Bear in mind some parks limit the number of dogs you can bring per visit. Even if there are no posted restrictions, limit yourself to a number you can comfortably handle. A good rule is no more than three per person, although you should factor in sizes and temperaments when making your decisions.
Dogs are not the only ones who have to follow the rules at the dog park! There are some general guidelines for humans too. While dog parks are great fun for older kids, for safety reasons, they are not a good idea for very small children. It is also a good idea to leave your people food at home – even a dropped potato chip can spark a fight. You can bringing some treats for your dog, but only bring a handful and keep them in your pocket. You must follow the posted park rules, which are typically located near the entrance. These rules not only protect you and your dog, they also ensure that park visitors are following city laws. In a worst case scenario, if they rules are routinely ignored, the park can be shut down, which isn’t good for anyone.

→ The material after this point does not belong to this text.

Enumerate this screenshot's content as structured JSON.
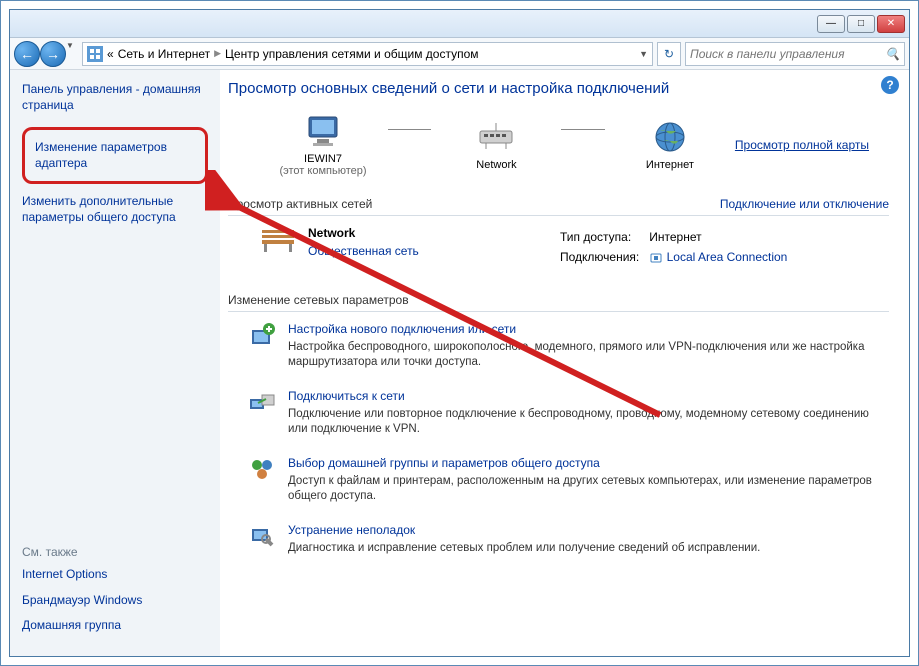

At the park entrance, be courteous and allow others to exit before you enter to avoid head on confrontations between tired exiting dogs and your eager to enter canine. Be sure to arm yourself with a waste bag so that you will be prepared to clean up after your dog – nobody likes stepping on dog bombs!
Dogs are like children – they make messes and they get cranky when they are tired. If your dogs starts showing signs that he has had enough, it is time to go home.
A little knowledge and common courtesy can go a long way – proper dog-park protocol ensures serious fun for everyone!